Tale soluzione trova ulteriore conferma sul piano del diritto positivo nell’art. 75 del d.P.R. n. 445 del 2000, in forza del quale la non veridicità della dichiarazione sostitutiva presentata comporta la decadenza dai benefici conseguiti, senza che tale disposizione lasci alcun margine di discrezionalità all’Amministrazione.

Ciò significa che la norma esclude ogni valutazione circa il dolo o la colpa grave del dichiarante, facendo leva sul principio di autoresponsabilità (Cons. Stato, V, 3 febbraio 2016, n. 404).

Conseguentemente non può nemmeno opporsi la considerazione per cui la dichiarazione riguarda il fatto del terzo, ed in particolare una sentenza di condanna emessa nei confronti del terzo non evincibile dal certificato del casellario giudiziale a richiesta dei privati. Infatti, la dichiarazione ex art. 47, comma 2, del d.P.R. n. 445 del 2000 “di quanto a diretta conoscenza” non costituisce una esclusione della responsabilità del dichiarante, il quale, al contrario, si assume le conseguenze ad essa riconnesse. Diversamente opinando, e dunque ponendo un limite di conoscibilità ritraibile dal solo certificato del casellario (di cui all’art. 24 del d.P.R. n. 313 del 2002), si determinerebbe un insanabile conflitto sistematico con la norma di cui all’art. 38, comma 2, del d.lgs. n. 163 del 2006, la quale precisa che la dichiarazione sostitutiva deve indicare tutte le condanne penali, ivi comprese quelle per le quali si sia beneficiato della non menzione.

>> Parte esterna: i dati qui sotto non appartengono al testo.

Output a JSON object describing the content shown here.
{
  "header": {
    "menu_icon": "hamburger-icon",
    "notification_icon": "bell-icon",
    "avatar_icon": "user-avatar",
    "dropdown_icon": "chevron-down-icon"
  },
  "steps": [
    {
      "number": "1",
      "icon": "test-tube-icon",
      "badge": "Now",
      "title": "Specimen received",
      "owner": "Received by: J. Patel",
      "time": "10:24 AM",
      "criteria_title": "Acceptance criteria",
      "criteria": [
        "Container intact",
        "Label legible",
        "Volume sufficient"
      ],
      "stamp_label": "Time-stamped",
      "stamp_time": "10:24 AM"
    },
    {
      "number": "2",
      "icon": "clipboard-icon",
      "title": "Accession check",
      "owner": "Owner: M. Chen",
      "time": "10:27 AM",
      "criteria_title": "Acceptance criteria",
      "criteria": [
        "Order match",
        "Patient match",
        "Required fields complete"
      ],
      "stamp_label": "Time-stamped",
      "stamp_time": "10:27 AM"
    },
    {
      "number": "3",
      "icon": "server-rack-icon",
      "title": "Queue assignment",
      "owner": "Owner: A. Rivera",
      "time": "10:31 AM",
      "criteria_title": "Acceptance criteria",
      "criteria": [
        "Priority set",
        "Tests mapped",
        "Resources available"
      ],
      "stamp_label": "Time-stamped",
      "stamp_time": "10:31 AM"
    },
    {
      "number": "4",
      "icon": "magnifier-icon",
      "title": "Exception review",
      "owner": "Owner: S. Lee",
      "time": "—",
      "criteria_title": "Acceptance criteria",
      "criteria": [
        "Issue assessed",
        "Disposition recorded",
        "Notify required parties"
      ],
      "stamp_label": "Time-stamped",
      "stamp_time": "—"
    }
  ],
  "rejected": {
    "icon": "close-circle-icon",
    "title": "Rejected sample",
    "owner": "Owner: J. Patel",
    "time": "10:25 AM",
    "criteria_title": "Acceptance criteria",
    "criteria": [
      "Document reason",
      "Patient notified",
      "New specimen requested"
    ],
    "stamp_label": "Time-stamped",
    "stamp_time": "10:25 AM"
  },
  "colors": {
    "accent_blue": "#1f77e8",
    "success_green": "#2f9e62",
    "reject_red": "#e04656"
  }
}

Tali considerazioni inducono quindi a disattendere il motivo di appello, con cui si deduce che, non sia ravvisabile una falsità della dichiarazione, quanto piuttosto un’omissione commessa in buona fede, incompatibile con l’applicazione del provvedimento di esclusione.

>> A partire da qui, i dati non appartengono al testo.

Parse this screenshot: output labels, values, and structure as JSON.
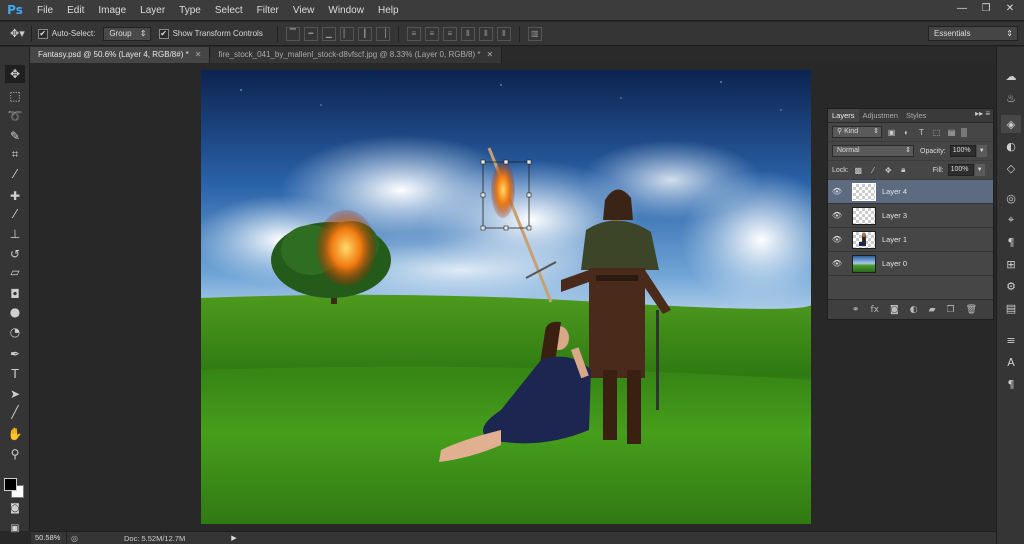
{
  "app": {
    "logo": "Ps"
  },
  "menu": [
    "File",
    "Edit",
    "Image",
    "Layer",
    "Type",
    "Select",
    "Filter",
    "View",
    "Window",
    "Help"
  ],
  "window_controls": {
    "minimize": "—",
    "restore": "❐",
    "close": "✕"
  },
  "options": {
    "auto_select_label": "Auto-Select:",
    "auto_select_checked": true,
    "auto_select_value": "Group",
    "transform_label": "Show Transform Controls",
    "transform_checked": true,
    "workspace": "Essentials"
  },
  "tabs": [
    {
      "label": "Fantasy.psd @ 50.6% (Layer 4, RGB/8#) *",
      "active": true
    },
    {
      "label": "fire_stock_041_by_mallenl_stock-d8vfscf.jpg @ 8.33% (Layer 0, RGB/8) *",
      "active": false
    }
  ],
  "tools": [
    {
      "name": "move-tool",
      "glyph": "✥",
      "selected": true
    },
    {
      "name": "marquee-tool",
      "glyph": "⬚"
    },
    {
      "name": "lasso-tool",
      "glyph": "➰"
    },
    {
      "name": "quick-select-tool",
      "glyph": "✎"
    },
    {
      "name": "crop-tool",
      "glyph": "⌗"
    },
    {
      "name": "eyedropper-tool",
      "glyph": "⁄"
    },
    {
      "name": "healing-brush-tool",
      "glyph": "✚"
    },
    {
      "name": "brush-tool",
      "glyph": "⁄"
    },
    {
      "name": "clone-stamp-tool",
      "glyph": "⊥"
    },
    {
      "name": "history-brush-tool",
      "glyph": "↺"
    },
    {
      "name": "eraser-tool",
      "glyph": "▱"
    },
    {
      "name": "paint-bucket-tool",
      "glyph": "◘"
    },
    {
      "name": "blur-tool",
      "glyph": "●"
    },
    {
      "name": "dodge-tool",
      "glyph": "◔"
    },
    {
      "name": "pen-tool",
      "glyph": "✒"
    },
    {
      "name": "type-tool",
      "glyph": "T"
    },
    {
      "name": "path-select-tool",
      "glyph": "➤"
    },
    {
      "name": "line-tool",
      "glyph": "╱"
    },
    {
      "name": "hand-tool",
      "glyph": "✋"
    },
    {
      "name": "zoom-tool",
      "glyph": "⚲"
    }
  ],
  "layers_panel": {
    "tabs": [
      "Layers",
      "Adjustmen",
      "Styles"
    ],
    "filter_kind": "Kind",
    "blend_mode": "Normal",
    "opacity_label": "Opacity:",
    "opacity": "100%",
    "lock_label": "Lock:",
    "fill_label": "Fill:",
    "fill": "100%",
    "layers": [
      {
        "name": "Layer 4",
        "selected": true,
        "thumb": "transparent"
      },
      {
        "name": "Layer 3",
        "selected": false,
        "thumb": "transparent"
      },
      {
        "name": "Layer 1",
        "selected": false,
        "thumb": "figure"
      },
      {
        "name": "Layer 0",
        "selected": false,
        "thumb": "landscape"
      }
    ]
  },
  "status": {
    "zoom": "50.58%",
    "doc": "Doc: 5.52M/12.7M",
    "arrow": "▶"
  }
}
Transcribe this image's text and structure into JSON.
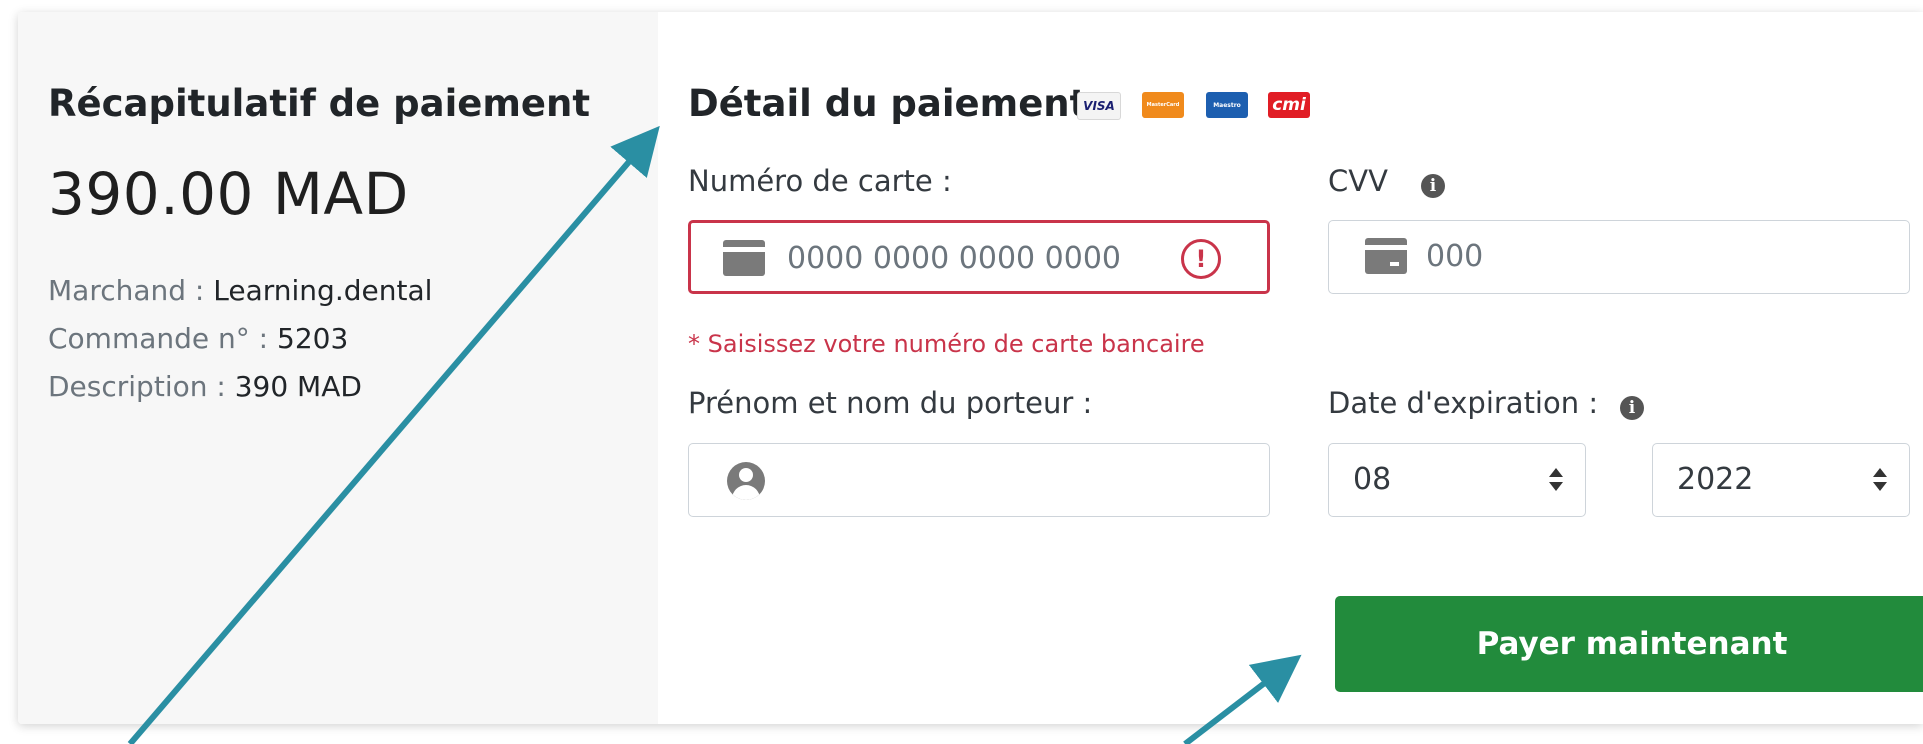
{
  "summary": {
    "title": "Récapitulatif de paiement",
    "amount": "390.00 MAD",
    "merchant_label": "Marchand : ",
    "merchant_value": "Learning.dental",
    "order_label": "Commande n° : ",
    "order_value": "5203",
    "description_label": "Description : ",
    "description_value": "390 MAD"
  },
  "details": {
    "title": "Détail du paiement",
    "brands": {
      "visa": "VISA",
      "mastercard": "MasterCard",
      "maestro": "Maestro",
      "cmi": "cmi"
    },
    "card_number": {
      "label": "Numéro de carte :",
      "placeholder": "0000 0000 0000 0000",
      "error_message": "* Saisissez votre numéro de carte bancaire"
    },
    "cvv": {
      "label": "CVV",
      "placeholder": "000"
    },
    "holder": {
      "label": "Prénom et nom du porteur :",
      "value": ""
    },
    "expiration": {
      "label": "Date d'expiration :",
      "month": "08",
      "year": "2022"
    },
    "pay_button_label": "Payer maintenant"
  },
  "colors": {
    "accent_green": "#228b3c",
    "error_red": "#c9344a",
    "arrow_teal": "#2a8fa3"
  },
  "icons": {
    "card": "credit-card-icon",
    "error": "error-icon",
    "info": "info-icon",
    "user": "user-icon"
  }
}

Conclusioni – Il giudice ricorda infine che il soccorso istruttorio non può operare a fronte di una dichiarazione mendace.

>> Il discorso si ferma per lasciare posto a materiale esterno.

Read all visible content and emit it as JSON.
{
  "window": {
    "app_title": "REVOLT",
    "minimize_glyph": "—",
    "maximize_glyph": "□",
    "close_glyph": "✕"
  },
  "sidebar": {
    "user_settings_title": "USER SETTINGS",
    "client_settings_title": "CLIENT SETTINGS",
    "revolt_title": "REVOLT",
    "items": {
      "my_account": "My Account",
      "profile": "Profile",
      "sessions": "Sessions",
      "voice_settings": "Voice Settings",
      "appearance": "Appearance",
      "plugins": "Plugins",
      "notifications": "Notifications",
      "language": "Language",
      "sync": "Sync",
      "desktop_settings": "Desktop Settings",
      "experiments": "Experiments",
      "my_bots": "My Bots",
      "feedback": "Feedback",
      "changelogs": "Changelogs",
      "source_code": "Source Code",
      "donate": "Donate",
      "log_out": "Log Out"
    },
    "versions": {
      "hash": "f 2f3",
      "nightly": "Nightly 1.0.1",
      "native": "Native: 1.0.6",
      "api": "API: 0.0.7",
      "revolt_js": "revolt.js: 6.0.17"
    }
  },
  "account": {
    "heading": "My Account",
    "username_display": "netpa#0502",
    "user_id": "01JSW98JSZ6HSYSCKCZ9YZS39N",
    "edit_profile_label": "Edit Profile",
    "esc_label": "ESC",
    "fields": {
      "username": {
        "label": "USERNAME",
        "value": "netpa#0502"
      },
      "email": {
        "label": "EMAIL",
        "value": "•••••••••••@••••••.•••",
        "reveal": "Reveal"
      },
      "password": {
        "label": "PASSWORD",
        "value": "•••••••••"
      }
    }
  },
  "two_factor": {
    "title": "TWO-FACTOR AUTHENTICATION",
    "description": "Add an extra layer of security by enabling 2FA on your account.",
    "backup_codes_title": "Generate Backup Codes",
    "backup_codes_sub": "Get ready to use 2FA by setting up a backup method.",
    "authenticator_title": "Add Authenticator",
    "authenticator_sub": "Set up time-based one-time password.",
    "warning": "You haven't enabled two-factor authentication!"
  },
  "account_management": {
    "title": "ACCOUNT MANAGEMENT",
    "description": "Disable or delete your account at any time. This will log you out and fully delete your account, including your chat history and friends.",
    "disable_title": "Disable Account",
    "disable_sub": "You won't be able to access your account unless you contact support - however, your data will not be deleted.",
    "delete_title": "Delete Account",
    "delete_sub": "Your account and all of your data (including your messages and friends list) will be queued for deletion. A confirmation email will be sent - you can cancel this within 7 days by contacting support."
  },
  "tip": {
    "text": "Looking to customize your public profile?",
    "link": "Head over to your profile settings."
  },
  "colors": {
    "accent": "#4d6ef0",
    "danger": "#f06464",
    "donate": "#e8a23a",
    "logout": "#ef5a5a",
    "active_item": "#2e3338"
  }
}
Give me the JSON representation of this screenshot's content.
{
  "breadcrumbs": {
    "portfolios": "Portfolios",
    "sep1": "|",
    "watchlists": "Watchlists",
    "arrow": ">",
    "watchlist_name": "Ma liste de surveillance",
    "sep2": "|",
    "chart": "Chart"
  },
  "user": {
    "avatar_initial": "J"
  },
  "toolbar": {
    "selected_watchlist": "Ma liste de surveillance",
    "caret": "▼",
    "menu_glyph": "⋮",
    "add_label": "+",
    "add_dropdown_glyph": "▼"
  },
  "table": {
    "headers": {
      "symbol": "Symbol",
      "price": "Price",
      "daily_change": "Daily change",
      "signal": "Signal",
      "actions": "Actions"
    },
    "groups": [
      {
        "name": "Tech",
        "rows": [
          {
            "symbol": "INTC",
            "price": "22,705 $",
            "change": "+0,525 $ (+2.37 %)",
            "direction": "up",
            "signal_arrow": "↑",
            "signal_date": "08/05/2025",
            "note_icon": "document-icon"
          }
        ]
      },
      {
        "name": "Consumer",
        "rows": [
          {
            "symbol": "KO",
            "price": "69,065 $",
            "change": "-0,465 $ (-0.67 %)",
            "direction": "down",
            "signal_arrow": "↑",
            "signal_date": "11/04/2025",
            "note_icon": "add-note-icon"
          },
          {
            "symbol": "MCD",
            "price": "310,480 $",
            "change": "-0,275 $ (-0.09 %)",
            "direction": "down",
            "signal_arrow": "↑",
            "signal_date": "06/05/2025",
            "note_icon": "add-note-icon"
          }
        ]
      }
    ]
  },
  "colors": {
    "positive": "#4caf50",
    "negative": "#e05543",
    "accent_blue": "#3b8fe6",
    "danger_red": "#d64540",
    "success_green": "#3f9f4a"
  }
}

Quanto all’affermazione della ricorrente secondo cui il giudice penale avrebbe avuto (ai sensi dell’art. 178 del r.d. n. 1398 del 1930) l’obbligo di procedere d’ufficio alla declaratoria di estinzione del reato alla scadenza del quinquennio dalla sentenza di condanna, e dunque dal 9 aprile 1979, facendo così venir meno ogni obbligo dichiarativo ai fini della gara oggetto di controversia, il collegio ritiene lo stesso inammissibile, in quanto, ai sensi dell’art. 104, comma 1, CPA, non è ammessa la proposizione in appello di motivi nuovi di ricorso contro il provvedimento impugnato in primo grado.